Depuis l’apparition de la pandémie, il est devenu difficile d’amener les quotidiens jusqu’aux points de vente, et compliqué pour les clients de les obtenir.
La crise du COVID a “accéléré quasi certainement le passage à un futur 100% numérique”, analyse le rapport 2020 de l'institut Reuters. Elle frappe ainsi une industrie déjà fragilisée par la chute des ventes et des revenus publicitaires. Au Brésil, au Mexique, certains des plus grands quotidiens ont délaissé provisoirement le papier pour le tout numérique, ou fait sauter certaines de leurs éditions. Aux Philippines, 10 des 70 journaux membres de l'institut de la presse (PPI) ont dû fermer à cause de la pandémie.

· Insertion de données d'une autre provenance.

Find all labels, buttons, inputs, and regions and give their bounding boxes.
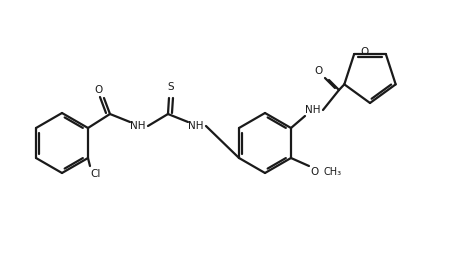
Text: Cl: Cl [91,169,101,179]
Text: O: O [311,167,319,177]
Text: NH: NH [305,105,321,115]
Text: O: O [360,47,368,57]
Text: NH: NH [130,121,146,131]
Text: CH₃: CH₃ [324,167,342,177]
Text: S: S [168,82,174,92]
Text: O: O [95,85,103,95]
Text: NH: NH [188,121,204,131]
Text: O: O [315,66,323,76]
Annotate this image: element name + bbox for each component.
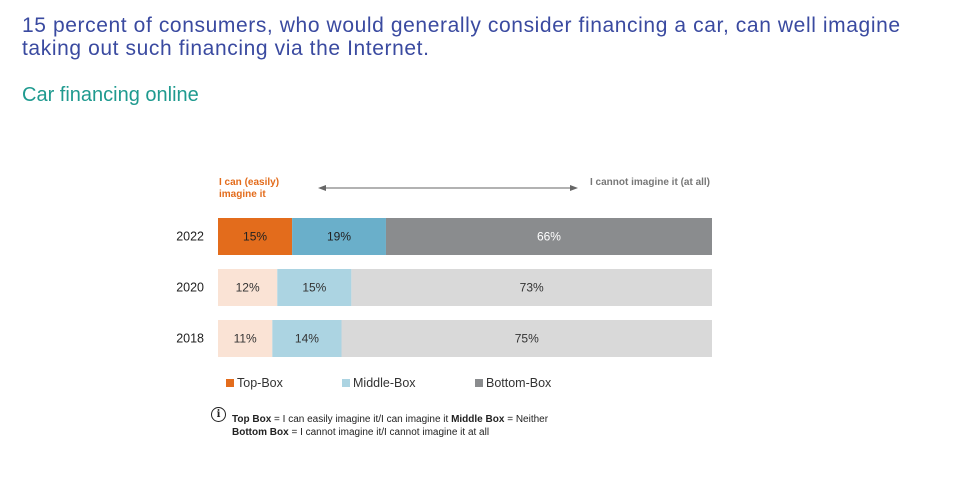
data-label-top-box-2018: 11% — [234, 332, 257, 346]
legend-item-bottom-box: Bottom-Box — [475, 376, 551, 390]
data-label-top-box-2022: 15% — [243, 230, 267, 244]
legend-item-middle-box: Middle-Box — [342, 376, 416, 390]
data-label-bottom-box-2022: 66% — [537, 230, 561, 244]
data-label-middle-box-2022: 19% — [327, 230, 351, 244]
note-middle-box-def: = Neither — [504, 414, 549, 425]
bar-bottom-box-2018 — [341, 320, 712, 357]
legend-label-bottom-box: Bottom-Box — [486, 376, 552, 390]
scale-left-label: I can (easily) imagine it — [219, 177, 280, 200]
bar-top-box-2022 — [218, 218, 293, 255]
legend-swatch-bottom-box — [475, 379, 483, 387]
note-bottom-box-term: Bottom Box — [232, 427, 289, 438]
data-label-top-box-2020: 12% — [236, 281, 260, 295]
info-icon: i — [211, 407, 226, 422]
bar-top-box-2018 — [218, 320, 273, 357]
legend-swatch-top-box — [226, 379, 234, 387]
bar-bottom-box-2022 — [385, 218, 712, 255]
bar-top-box-2020 — [218, 269, 278, 306]
note-top-box-def: = I can easily imagine it/I can imagine … — [271, 414, 452, 425]
legend-swatch-middle-box — [342, 379, 350, 387]
data-label-middle-box-2020: 15% — [302, 281, 326, 295]
note-middle-box-term: Middle Box — [451, 414, 505, 425]
chart-subtitle: Car financing online — [22, 84, 199, 106]
scale-right-label: I cannot imagine it (at all) — [590, 177, 711, 188]
definition-note: Top Box = I can easily imagine it/I can … — [232, 413, 752, 439]
bar-middle-box-2018 — [272, 320, 342, 357]
note-top-box-term: Top Box — [232, 414, 272, 425]
category-label-2020: 2020 — [176, 281, 204, 295]
double-arrow-icon — [318, 185, 578, 191]
bar-middle-box-2020 — [277, 269, 352, 306]
legend-item-top-box: Top-Box — [226, 376, 283, 390]
data-label-bottom-box-2020: 73% — [520, 281, 544, 295]
category-label-2022: 2022 — [176, 230, 204, 244]
headline: 15 percent of consumers, who would gener… — [22, 14, 901, 60]
legend-label-middle-box: Middle-Box — [353, 376, 416, 390]
legend-label-top-box: Top-Box — [237, 376, 283, 390]
data-label-bottom-box-2018: 75% — [515, 332, 539, 346]
category-label-2018: 2018 — [176, 332, 204, 346]
data-label-middle-box-2018: 14% — [295, 332, 319, 346]
bar-bottom-box-2020 — [351, 269, 712, 306]
stacked-bar-chart: 2022 15% 19% 66% 2020 12% 15% 73% 2018 11% 14% 75% — [176, 218, 712, 357]
note-bottom-box-def: = I cannot imagine it/I cannot imagine i… — [288, 427, 490, 438]
bar-middle-box-2022 — [292, 218, 386, 255]
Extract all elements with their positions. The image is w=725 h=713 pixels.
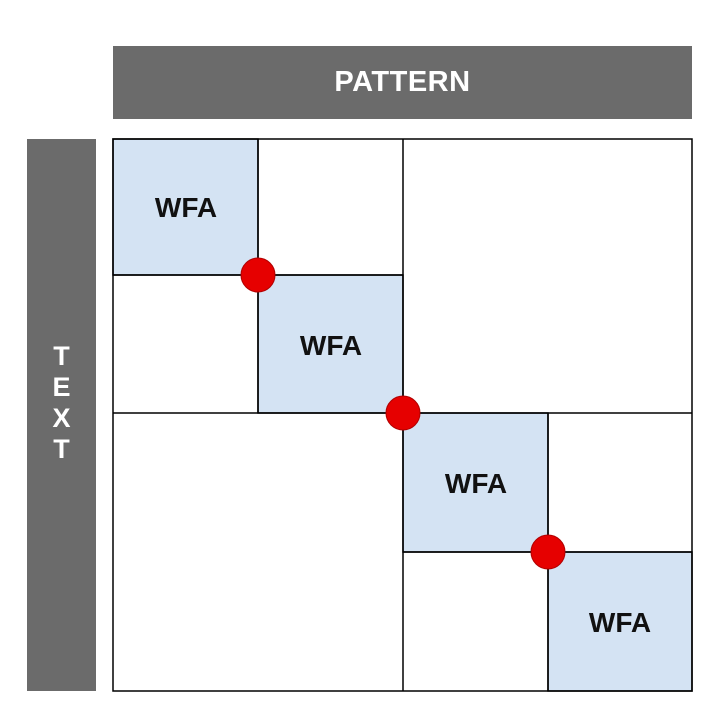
wfa-block-4 bbox=[547, 551, 693, 692]
junction-point-2 bbox=[385, 395, 421, 431]
text-letter-1: T bbox=[53, 341, 70, 371]
wfa-label-1: WFA bbox=[155, 192, 217, 223]
wfa-block-2 bbox=[257, 274, 404, 414]
wfa-block-3 bbox=[402, 412, 549, 553]
junction-point-3 bbox=[530, 534, 566, 570]
junction-point-1 bbox=[240, 257, 276, 293]
text-letter-2: E bbox=[52, 372, 71, 402]
text-side-bar: T E X T bbox=[27, 139, 96, 691]
text-letter-4: T bbox=[53, 434, 70, 464]
wfa-label-4: WFA bbox=[589, 607, 651, 638]
wfa-label-3: WFA bbox=[445, 468, 507, 499]
text-letter-3: X bbox=[52, 403, 71, 433]
wfa-label-2: WFA bbox=[300, 330, 362, 361]
pattern-label: PATTERN bbox=[334, 66, 471, 98]
text-label: T E X T bbox=[27, 341, 96, 465]
wfa-block-1 bbox=[112, 138, 259, 276]
pattern-header-bar: PATTERN bbox=[113, 46, 692, 119]
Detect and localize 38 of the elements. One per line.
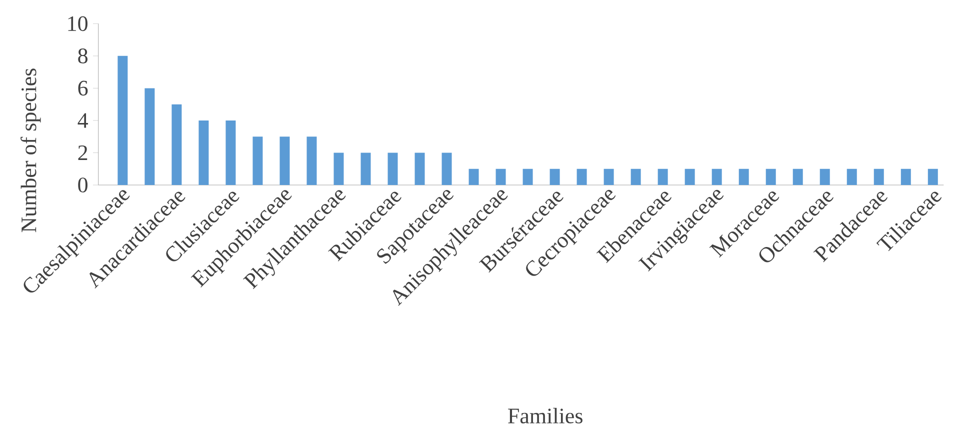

“Les temps sont difficiles: il n'y a pas d'annonceurs et personne ne nous lit”, a déclaré le directeur exécutif du PPI, Ariel Sebellino. Les petits journaux locaux, qui vivent beaucoup des ventes de rues, sont les plus touchés. “L'industrie est assiégée. Nous sommes tous meurtris”, regrette-t-il.
Partout, la disparition progressive des éditions papier affecte toute la chaîne de production : des journalistes aux vendeurs de journaux, en passant par la production de papier, les imprimeurs ou encore les livreurs.
Un peu d’espoir :
Malgré la situation actuelle qui ne cesse de s’aggraver, le président de la fédération des journalistes allemands, Frank Überall souhaite rester optimiste. “La presse écrite a de beaux jours devant elle”, selon lui. “Il y a encore trop de lecteurs qui veulent tenir leurs journaux dans les mains. Et les plus âgés en particulier sont encore loin d'utiliser en masse le numérique”. Le rebond s’annonce donc largement possible d’après les prévisions du président.